Читать «Пароль — Родина» онлайн - страница 57

Лев Самойлович Самойлов

— Что же я в трудный для партии момент все брошу и эвакуируюсь, как домашняя хозяйка?

— Эвакуируются не только домашние хозяйки, — уговаривал ее Курбатов. — Отвезете в Москву учетные карточки коммунистов, а там решат, как вас использовать. Впрочем, о чем толковать — решение бюро состоялось.

Мякотина скрепя сердце подчинилась.

Труднее оказалось сладить с инструктором райкома Татьяной Бандулевич. Молодая, энергичная, наполненная желанием быть на переднем крае борьбы, она категорически заявила, что ее место здесь, в подполье, и ни о каком отъезде она и слушать не хочет. В кабинет Курбатова она вошла быстрой, стремительной походкой, с блестящими глазами и упрямым выражением лица, готовая к резкому, решительному разговору. Но, встретив мягкий, улыбчивый взгляд Курбатова, сразу же успокоилась, притихла и даже как будто застыдилась. Это почему-то поколебало решимость секретаря. Бандулевич, конечно, очень подходящая кандидатура для работы в Угодском Заводе и селах Величковского сельсовета. Но чувство тревоги и беспокойства за судьбу этой девушки удерживало Курбатова от окончательного решения. Уступишь ее просьбам, согласишься и, не дай бог, погубишь и ее и порученное дело. Как же быть? Какое решение принять?

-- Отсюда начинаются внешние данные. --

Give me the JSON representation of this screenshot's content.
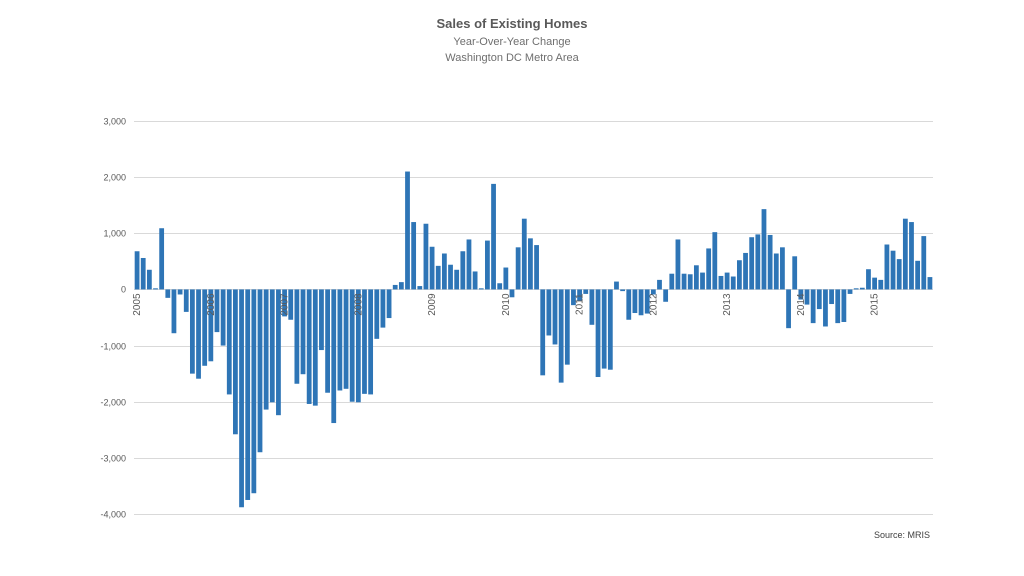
{
  "colors": {
    "bar": "#2e75b6",
    "grid": "#d9d9d9",
    "text": "#595959",
    "background": "#ffffff"
  },
  "chart_data": {
    "type": "bar",
    "title": "Sales of Existing Homes",
    "subtitle": "Year-Over-Year Change",
    "subtitle2": "Washington DC Metro Area",
    "source": "Source: MRIS",
    "ylim": [
      -4000,
      3000
    ],
    "yticks": [
      3000,
      2000,
      1000,
      0,
      -1000,
      -2000,
      -3000,
      -4000
    ],
    "ytick_labels": [
      "3,000",
      "2,000",
      "1,000",
      "0",
      "-1,000",
      "-2,000",
      "-3,000",
      "-4,000"
    ],
    "grid": true,
    "x_tick_labels": [
      {
        "label": "2005",
        "index": 0
      },
      {
        "label": "2006",
        "index": 12
      },
      {
        "label": "2007",
        "index": 24
      },
      {
        "label": "2008",
        "index": 36
      },
      {
        "label": "2009",
        "index": 48
      },
      {
        "label": "2010",
        "index": 60
      },
      {
        "label": "2011",
        "index": 72
      },
      {
        "label": "2012",
        "index": 84
      },
      {
        "label": "2013",
        "index": 96
      },
      {
        "label": "2014",
        "index": 108
      },
      {
        "label": "2015",
        "index": 120
      }
    ],
    "values": [
      680,
      560,
      350,
      20,
      1090,
      -150,
      -780,
      -90,
      -400,
      -1500,
      -1590,
      -1360,
      -1280,
      -760,
      -1000,
      -1870,
      -2580,
      -3880,
      -3750,
      -3630,
      -2900,
      -2140,
      -2010,
      -2240,
      -480,
      -540,
      -1680,
      -1510,
      -2040,
      -2070,
      -1080,
      -1840,
      -2380,
      -1800,
      -1770,
      -2000,
      -2010,
      -1860,
      -1870,
      -880,
      -680,
      -510,
      80,
      130,
      2100,
      1200,
      60,
      1170,
      760,
      420,
      640,
      440,
      350,
      680,
      890,
      320,
      20,
      870,
      1880,
      110,
      390,
      -140,
      750,
      1260,
      910,
      790,
      -1530,
      -820,
      -980,
      -1660,
      -1340,
      -280,
      -200,
      -80,
      -630,
      -1560,
      -1410,
      -1430,
      140,
      -30,
      -540,
      -420,
      -460,
      -430,
      -90,
      170,
      -220,
      280,
      890,
      280,
      270,
      430,
      300,
      730,
      1020,
      240,
      300,
      230,
      520,
      650,
      930,
      980,
      1430,
      970,
      640,
      750,
      -690,
      590,
      -180,
      -270,
      -600,
      -350,
      -660,
      -260,
      -600,
      -580,
      -80,
      20,
      30,
      360,
      210,
      170,
      800,
      690,
      540,
      1260,
      1200,
      510,
      950,
      220
    ]
  }
}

…Разговор с Бандулевич продолжался уже больше часа.

— Значит, ты все-таки хочешь остаться, Танюша?

Голос секретаря райкома звучит как будто издалека, но каждое слово девушка слышит ясно, отчетливо.

— Окончательно, Александр Михайлович. Останусь и буду работать. Вы — там, я — здесь. Для общего дела. И вам, и партизанскому отряду постараюсь помогать. Вы же сами это хорошо понимаете.

— Но ведь тебя знают как нашего работника. Вот беда в чем, — беспокоится Курбатов. — Любой может пальцем показать.

— Ну и что же! — встряхивает кудрями Таня. — Знают и любят. Думаю, что никто не выдаст.

Действительно, Таню знали многие. Знали девочкой-школьницей с маленькими косичками за спиной, знали комсомолкой, а потом коммунисткой на фабрике. Ее по-настоящему любили. Приветливая, отзывчивая, она, как и Курбатов, была желанным гостем в каждом селе, в каждом доме. К ней шли в райком как к своему, близкому, родному человеку.

— А Санька Гноек? — словно от зубной боли, морщится Курбатов. — Не мог же он сквозь землю провалиться.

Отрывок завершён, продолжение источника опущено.